Storefront For Art and Architecture
- Pre cast concrete panels
- Panels form a screen facade
- Geometric structure where pieces open up into the street, merging the interior space with the outdoors.
- Newly cut/added pieces are gold in colour.
The Nolitan Hotel
- Glass railings for safety
- Steel panels cover the walls
- Wood flooring
- Tinted concrete for structural pillars and beams
- Tufted fabric panels cover walls to absorb sound
The New Museum
- Expanded metal mesh facade and interior ceilings.
- Constructed and assembled in panels (most likely 4’x8′), although hard to recognize.
- Made using a series of linear cuts, they tension them to create openings. The metal expands, metal likes to be stressed allowing it get stronger.
- Interior mesh painted white.
Aesop
- Polished concrete floors
- Plywood for shelving and surfaces
- Stacked old newspapers cover every wall.
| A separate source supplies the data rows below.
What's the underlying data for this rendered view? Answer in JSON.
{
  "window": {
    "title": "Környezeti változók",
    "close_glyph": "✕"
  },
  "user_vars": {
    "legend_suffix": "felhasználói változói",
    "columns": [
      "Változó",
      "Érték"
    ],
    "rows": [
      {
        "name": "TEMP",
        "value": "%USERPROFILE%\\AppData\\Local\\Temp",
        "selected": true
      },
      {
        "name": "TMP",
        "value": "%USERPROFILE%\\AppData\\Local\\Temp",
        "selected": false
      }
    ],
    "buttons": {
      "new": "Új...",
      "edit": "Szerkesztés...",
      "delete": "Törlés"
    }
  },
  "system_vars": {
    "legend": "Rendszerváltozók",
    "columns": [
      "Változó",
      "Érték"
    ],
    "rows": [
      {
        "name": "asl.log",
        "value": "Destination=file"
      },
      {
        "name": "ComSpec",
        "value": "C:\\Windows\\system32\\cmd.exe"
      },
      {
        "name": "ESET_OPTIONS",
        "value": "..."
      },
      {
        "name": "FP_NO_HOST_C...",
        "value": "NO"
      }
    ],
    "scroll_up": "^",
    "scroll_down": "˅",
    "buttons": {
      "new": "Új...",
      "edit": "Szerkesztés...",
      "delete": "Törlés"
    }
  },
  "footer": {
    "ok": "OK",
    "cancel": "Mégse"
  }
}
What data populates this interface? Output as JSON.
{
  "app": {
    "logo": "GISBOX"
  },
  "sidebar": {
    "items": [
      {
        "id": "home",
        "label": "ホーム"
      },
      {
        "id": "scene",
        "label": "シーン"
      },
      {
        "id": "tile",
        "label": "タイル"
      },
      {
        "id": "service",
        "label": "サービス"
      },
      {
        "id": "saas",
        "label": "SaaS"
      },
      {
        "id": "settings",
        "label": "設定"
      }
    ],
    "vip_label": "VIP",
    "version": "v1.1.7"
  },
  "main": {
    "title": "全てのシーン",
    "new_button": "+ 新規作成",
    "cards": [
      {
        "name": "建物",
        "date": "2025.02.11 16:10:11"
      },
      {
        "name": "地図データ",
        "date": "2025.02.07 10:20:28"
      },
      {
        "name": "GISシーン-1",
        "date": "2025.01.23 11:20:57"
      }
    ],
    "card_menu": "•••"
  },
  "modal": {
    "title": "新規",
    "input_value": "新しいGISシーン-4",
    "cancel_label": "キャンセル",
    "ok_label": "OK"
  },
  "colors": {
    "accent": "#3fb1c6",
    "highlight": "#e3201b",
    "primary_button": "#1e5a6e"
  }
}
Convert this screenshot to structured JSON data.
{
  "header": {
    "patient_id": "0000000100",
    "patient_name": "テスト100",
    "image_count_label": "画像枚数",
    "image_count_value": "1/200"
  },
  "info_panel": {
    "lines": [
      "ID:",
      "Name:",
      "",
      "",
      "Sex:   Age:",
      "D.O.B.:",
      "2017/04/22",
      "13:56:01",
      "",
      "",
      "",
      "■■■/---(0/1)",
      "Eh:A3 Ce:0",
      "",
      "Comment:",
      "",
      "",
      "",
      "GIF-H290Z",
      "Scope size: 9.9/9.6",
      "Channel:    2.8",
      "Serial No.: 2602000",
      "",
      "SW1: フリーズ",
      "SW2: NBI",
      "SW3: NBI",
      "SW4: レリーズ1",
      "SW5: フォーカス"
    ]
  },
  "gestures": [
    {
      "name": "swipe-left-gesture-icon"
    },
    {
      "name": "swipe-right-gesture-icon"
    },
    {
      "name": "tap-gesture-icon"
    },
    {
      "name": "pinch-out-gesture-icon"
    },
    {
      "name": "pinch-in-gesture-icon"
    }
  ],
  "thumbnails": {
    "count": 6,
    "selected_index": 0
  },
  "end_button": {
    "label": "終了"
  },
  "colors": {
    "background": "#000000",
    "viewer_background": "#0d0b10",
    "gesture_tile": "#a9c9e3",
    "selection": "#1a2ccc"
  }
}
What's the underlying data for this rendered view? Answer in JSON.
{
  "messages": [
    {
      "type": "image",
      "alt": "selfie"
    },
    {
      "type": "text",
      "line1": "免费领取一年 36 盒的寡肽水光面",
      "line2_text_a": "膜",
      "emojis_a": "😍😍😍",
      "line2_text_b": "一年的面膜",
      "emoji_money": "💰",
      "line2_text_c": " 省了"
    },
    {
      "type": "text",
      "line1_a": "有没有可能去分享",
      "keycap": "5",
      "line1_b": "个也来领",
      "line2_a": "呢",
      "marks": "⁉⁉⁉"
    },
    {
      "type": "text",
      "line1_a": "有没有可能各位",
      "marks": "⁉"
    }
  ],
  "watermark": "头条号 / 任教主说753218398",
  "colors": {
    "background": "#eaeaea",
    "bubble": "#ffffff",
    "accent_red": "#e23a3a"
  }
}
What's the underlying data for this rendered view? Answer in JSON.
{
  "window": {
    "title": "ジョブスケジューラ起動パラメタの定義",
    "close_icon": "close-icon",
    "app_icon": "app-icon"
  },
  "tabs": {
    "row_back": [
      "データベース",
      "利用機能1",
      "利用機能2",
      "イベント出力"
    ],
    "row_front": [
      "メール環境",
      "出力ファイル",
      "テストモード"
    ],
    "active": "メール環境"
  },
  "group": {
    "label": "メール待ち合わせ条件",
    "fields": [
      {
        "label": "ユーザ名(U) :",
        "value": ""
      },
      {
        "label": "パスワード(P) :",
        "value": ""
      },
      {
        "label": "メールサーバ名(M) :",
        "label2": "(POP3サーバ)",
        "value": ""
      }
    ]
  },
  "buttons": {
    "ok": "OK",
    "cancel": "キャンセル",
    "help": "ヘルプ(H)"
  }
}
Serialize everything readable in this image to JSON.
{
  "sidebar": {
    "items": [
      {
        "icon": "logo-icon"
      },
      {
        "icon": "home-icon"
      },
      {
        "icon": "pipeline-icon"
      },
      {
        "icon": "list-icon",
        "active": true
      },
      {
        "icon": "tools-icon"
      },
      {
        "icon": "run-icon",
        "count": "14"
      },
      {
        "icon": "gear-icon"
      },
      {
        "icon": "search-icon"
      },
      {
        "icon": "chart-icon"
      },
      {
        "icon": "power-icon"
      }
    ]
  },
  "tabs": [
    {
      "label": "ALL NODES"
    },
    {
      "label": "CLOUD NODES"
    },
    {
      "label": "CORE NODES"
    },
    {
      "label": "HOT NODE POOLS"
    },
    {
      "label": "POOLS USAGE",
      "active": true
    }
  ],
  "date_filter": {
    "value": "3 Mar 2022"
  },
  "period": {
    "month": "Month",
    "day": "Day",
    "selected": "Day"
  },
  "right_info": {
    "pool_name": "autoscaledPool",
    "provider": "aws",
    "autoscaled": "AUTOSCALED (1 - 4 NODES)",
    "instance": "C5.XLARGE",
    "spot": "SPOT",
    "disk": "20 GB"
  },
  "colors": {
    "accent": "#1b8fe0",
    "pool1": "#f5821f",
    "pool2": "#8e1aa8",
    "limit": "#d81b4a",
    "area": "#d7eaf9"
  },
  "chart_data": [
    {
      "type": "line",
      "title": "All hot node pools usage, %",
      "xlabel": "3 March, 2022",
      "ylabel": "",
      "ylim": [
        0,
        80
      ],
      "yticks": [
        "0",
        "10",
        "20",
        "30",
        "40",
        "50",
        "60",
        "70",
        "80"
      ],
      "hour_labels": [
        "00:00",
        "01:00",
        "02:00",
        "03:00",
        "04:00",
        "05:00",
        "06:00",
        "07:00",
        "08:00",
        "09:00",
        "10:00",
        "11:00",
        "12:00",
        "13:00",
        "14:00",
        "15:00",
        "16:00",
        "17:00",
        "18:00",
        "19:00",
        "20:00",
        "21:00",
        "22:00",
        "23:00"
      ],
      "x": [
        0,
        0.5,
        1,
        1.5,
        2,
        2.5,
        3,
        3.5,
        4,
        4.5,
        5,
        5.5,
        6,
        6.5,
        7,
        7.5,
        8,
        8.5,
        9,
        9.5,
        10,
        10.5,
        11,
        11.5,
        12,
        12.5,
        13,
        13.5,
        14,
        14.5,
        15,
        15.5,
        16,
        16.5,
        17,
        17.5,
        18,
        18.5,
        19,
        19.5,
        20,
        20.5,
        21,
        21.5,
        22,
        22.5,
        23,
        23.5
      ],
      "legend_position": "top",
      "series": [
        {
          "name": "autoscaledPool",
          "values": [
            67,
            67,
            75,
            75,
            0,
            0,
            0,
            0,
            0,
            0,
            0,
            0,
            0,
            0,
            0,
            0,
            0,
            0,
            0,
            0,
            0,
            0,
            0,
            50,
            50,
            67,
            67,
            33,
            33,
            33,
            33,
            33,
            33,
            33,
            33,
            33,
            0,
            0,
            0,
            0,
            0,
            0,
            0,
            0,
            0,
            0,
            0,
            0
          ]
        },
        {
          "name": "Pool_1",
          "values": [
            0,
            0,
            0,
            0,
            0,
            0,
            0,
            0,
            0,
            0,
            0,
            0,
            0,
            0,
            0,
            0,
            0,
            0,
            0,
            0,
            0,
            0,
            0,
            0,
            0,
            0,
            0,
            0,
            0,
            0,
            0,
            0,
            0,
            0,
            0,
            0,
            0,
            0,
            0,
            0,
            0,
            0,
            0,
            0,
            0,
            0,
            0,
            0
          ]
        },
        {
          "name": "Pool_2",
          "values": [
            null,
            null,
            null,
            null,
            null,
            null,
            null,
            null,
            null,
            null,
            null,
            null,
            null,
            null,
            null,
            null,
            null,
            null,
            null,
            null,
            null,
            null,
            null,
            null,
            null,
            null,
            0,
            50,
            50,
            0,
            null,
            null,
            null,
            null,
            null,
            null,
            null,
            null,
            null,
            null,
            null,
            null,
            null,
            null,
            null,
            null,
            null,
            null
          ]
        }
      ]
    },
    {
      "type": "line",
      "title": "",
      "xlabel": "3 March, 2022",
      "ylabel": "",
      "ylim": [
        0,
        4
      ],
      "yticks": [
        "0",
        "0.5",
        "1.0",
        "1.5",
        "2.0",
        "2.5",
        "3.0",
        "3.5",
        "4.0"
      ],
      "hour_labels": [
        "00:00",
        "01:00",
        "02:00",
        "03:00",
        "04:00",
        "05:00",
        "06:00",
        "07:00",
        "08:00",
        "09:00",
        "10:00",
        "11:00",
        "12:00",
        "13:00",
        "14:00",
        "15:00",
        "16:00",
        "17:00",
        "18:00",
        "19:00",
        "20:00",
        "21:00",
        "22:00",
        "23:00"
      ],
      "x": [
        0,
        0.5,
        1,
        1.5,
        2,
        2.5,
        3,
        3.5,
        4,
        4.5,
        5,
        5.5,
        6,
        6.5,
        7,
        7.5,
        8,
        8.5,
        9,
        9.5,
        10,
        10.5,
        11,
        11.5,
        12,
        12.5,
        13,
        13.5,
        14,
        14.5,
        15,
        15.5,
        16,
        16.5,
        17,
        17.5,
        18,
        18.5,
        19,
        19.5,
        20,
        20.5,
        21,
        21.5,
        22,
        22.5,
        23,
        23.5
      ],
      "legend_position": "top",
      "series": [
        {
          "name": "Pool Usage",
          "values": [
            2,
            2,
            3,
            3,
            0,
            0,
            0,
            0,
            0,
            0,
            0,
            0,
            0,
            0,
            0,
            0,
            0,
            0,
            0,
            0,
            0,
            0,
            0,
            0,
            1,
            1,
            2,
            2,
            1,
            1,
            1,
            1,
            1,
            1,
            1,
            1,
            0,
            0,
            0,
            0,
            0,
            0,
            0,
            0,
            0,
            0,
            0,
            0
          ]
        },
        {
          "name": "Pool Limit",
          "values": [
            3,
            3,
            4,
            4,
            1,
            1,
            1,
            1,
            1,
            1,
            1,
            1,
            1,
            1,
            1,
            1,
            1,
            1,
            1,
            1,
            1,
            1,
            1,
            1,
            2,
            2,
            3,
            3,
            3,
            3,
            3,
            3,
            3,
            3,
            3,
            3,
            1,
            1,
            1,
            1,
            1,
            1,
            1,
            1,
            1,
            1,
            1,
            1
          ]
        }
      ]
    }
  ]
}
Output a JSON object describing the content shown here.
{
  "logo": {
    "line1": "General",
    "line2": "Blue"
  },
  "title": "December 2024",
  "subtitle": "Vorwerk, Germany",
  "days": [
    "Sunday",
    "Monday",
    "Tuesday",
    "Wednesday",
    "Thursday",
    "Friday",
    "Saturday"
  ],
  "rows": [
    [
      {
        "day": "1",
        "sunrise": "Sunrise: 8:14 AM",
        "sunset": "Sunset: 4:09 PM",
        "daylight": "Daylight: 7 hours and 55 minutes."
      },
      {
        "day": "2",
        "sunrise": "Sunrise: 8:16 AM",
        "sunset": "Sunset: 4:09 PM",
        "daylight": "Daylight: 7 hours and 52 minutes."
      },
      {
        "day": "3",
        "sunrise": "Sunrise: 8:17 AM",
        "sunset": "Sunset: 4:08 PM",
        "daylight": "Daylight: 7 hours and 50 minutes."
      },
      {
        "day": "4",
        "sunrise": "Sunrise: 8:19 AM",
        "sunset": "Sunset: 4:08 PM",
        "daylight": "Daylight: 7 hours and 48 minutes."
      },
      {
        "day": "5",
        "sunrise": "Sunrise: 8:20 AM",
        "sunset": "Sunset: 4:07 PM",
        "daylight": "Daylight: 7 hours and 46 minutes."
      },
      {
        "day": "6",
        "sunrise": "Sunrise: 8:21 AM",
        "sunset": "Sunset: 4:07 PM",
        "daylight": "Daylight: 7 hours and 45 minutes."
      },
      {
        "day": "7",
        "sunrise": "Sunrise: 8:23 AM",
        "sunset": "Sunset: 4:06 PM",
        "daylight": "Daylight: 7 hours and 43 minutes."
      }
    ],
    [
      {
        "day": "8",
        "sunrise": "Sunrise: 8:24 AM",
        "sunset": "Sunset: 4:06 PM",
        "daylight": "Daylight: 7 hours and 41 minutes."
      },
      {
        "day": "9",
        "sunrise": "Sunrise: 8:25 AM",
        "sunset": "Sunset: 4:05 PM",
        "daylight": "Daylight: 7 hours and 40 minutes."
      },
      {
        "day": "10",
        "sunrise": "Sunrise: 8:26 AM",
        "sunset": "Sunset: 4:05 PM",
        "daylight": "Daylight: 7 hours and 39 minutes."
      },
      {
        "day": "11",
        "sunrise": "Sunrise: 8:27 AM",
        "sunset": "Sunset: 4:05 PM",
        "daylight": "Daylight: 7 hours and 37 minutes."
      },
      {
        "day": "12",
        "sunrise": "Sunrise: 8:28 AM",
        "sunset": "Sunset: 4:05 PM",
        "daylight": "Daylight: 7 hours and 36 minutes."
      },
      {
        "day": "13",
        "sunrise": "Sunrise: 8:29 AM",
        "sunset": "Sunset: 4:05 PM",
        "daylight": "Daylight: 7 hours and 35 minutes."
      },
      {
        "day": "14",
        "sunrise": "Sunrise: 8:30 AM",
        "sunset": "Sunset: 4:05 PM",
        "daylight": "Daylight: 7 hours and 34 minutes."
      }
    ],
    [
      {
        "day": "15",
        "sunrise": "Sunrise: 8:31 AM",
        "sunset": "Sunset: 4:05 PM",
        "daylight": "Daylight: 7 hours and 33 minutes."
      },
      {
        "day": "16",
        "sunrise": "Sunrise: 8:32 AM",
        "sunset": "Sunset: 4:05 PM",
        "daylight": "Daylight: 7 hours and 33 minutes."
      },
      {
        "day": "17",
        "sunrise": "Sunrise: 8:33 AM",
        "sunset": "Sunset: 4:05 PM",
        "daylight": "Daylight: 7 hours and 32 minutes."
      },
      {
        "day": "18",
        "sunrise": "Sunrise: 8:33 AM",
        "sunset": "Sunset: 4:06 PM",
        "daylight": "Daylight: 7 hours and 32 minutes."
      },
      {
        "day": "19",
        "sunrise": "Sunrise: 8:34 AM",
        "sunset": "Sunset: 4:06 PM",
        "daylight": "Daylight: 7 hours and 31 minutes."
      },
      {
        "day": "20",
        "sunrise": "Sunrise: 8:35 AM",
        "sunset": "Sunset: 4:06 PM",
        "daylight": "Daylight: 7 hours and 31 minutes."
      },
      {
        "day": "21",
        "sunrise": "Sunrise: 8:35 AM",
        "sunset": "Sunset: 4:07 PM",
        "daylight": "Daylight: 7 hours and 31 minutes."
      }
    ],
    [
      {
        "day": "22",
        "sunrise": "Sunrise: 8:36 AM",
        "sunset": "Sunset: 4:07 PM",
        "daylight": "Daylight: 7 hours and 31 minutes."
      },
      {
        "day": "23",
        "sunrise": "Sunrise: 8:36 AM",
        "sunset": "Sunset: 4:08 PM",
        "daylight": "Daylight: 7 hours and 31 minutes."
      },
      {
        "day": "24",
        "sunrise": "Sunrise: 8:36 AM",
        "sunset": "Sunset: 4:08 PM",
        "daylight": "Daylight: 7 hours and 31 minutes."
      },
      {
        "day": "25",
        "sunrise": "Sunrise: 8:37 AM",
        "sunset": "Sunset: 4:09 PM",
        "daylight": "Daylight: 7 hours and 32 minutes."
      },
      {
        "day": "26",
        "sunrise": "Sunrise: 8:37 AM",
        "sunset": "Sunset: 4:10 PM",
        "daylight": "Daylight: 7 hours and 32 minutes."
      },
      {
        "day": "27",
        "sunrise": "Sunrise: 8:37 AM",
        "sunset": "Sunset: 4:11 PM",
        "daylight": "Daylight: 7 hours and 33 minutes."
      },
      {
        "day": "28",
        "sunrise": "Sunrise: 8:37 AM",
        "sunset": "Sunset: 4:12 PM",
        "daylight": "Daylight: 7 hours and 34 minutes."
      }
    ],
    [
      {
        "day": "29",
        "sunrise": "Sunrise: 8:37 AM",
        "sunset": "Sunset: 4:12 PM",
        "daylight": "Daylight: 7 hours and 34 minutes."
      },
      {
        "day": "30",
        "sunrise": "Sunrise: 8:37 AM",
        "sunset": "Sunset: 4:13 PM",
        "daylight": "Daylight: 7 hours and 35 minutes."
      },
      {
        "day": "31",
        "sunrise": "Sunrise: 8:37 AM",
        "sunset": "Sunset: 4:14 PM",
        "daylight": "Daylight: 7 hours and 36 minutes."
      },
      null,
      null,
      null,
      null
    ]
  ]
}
Designer anticipated the paper to age into the exact colour that one of their products packaging is.
- Newspaper is used as a reference to explain the process of aging skin to clients.
- Every Aesop has a sink unique to it’s location as the centre piece of the room
- Signature scent pumped into each store to create unique brand experience that’s memorable for the client.
Shop Architects Apartment Building
- Pre assembled rippled pattern bricks
- Unconventional use of masonry
- Panels hung over another wall system
- Panels are visible when you allow your eye to follow the lines on the windows.
- Contrasts the conventional brick building next door.
10 Bond St. Apartment Building
- Facade made out of terra cotta pieces.
- Unrecognizable unconventional use of material
22 Bond St.
40 Bond St. Apartments
- Designed by Herzog de Meuron with Handel Architects
- Developed by Ian Schrager
- Custom curvaceous glass pieces form the facade, another unconventional use of the material. Hard to recognize.
- Increased percentage of Iron used in the glass production to look more green.
- Tempered aluminum panels
- Cast aluminum screen with a finish, looks like concrete. Misleading to the eye.
41 Bond St. Apartments
- DDG developers.
- Local sand stone forms the facade structure of the building, very fine and relatively consistent in terms of texture
- Ashy coloured stone
- Sourced locally from Pennsylvania, New Jersey, and in some parts of Canada.
- Different treatments to the stone seen on the facade: cleft, polished many different articulations of brick work.
- Very meticulous, labour intensive stone work
- Finish changes natural colour of the stone
- One use of stone on the facade is more grey, one is more blue.